# Phasor Voltage and Voltage RMS value

1. Sep 19, 2009

### theman408

What's the difference between the two?

RMS is divided by square root of 2?

2. Sep 19, 2009

### waht

In short, it's used to easily calculate real power of AC circuits.

Power is: P = IV

if you use the rms values for current and voltage, then the power is the same as if I and V were DC instead of AC.

3. Sep 19, 2009

### Averagesupernova

Only for a sine wave.

4. Sep 20, 2009

### Mr.Green

Phasor voltage represents the instantaneous value of the voltage. For example in time t the voltage may have a value of 120V and one second later it may have a voltage of 50V.
The rms voltage is (let say) the ac voltage that is equivalent to the dc voltage. This is not very clear. Isn't it?
So, let explain it in another way. A famous example that always is given for explanation of the rms concept is the associated heat generated by a resistor due to the current flowing through it.
Let's apply an ac voltage to a resistor for one hour and measure the generated heat from the resistor. Afterward, we will aplly a dc voltage to the resistor that generate the same value of the heat and for the same time.
It is said that the ac voltage in this case has an rms value that is equal to the applied dc voltage.

5. Sep 23, 2009

### gnurf

Voltage phasor
By using Euler's Formula, the voltage can be expressed as

$$V = V_{0} \:cos(\omega t + \phi)= Re[V_{0}\:e^{j(\omega t + \phi)}]=Re[V_{0}\:e^{j\phi}e^{j \omega t}]=Re[\bar{V}e^{j \omega t}]$$

where $$\bar{V}= V_{0}\:e^{j \phi}$$ is known as the phasor.

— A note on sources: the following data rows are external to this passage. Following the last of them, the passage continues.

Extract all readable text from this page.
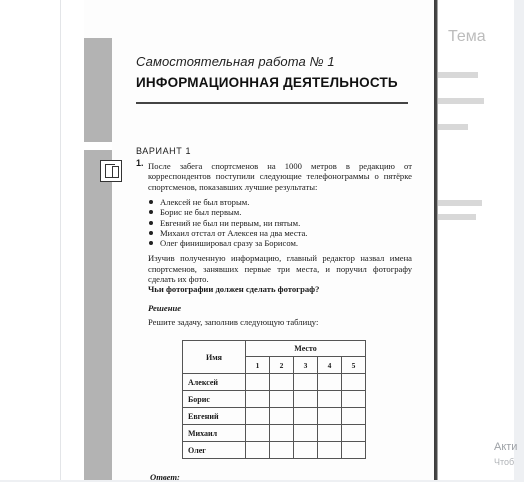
Тема
Акти
Чтоб

Самостоятельная работа № 1

ИНФОРМАЦИОННАЯ ДЕЯТЕЛЬНОСТЬ

ВАРИАНТ 1
1. После забега спортсменов на 1000 метров в редакцию от корреспондентов поступили следующие телефонограммы о пятёрке спортсменов, показавших лучшие результаты:
Алексей не был вторым.
Борис не был первым.
Евгений не был ни первым, ни пятым.
Михаил отстал от Алексея на два места.
Олег финишировал сразу за Борисом.
Изучив полученную информацию, главный редактор назвал имена спортсменов, занявших первые три места, и поручил фотографу сделать их фото.
Чьи фотографии должен сделать фотограф?
Решение
Решите задачу, заполнив следующую таблицу:
Имя	Место				
	1	2	3	4	5
Алексей					
Борис					
Евгений					
Михаил					
Олег					
Ответ:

In effect you have factored out the time-dependency, and you're left with a representation (the phasor) of voltage that only deals with the static quantities of amplitude and phase angle of the cosine function. Being able to represent voltage this way simplifies a lot of calculations, e.g. addition of two sinusoidally time-varying functions (of the same frequency) is reduced from a trigonometric problem to a simple algebraic problem. To sneak back into the time-domain, you just shamelessly tack on the $$e^{j \omega t}$$ to your result. Good stuff!

RMS Value
If you combine the fact that 1) when dealing with ac power, you're usually interested in the average value of power during each cycle of the waveform, with 2) power is proportional to the voltage squared, you get

$${V_{rms}}^2=\frac{V_{0}^{2}}{T}\int^{T}_{0}cos^{2}(\omega t) dt = \frac{V_{0}^{2}}{T}\int^{T}_{0}1+cos(2\:\omega t) dt = \frac{V_{0}^{2}}{2}$$

Or

$$V_{rms}=\frac{V_{0}}{\sqrt{2}}$$

EDIT: For some reason I can't edit the tex code to correct the missing 1/2 factor. It's supposed to be

$$\frac{V_{0}^{2}}{T}\int^{T}_{0}\frac{1}{2}+\frac{cos(2\:\omega t)}{2}\:dt$$

Last edited: Sep 24, 2009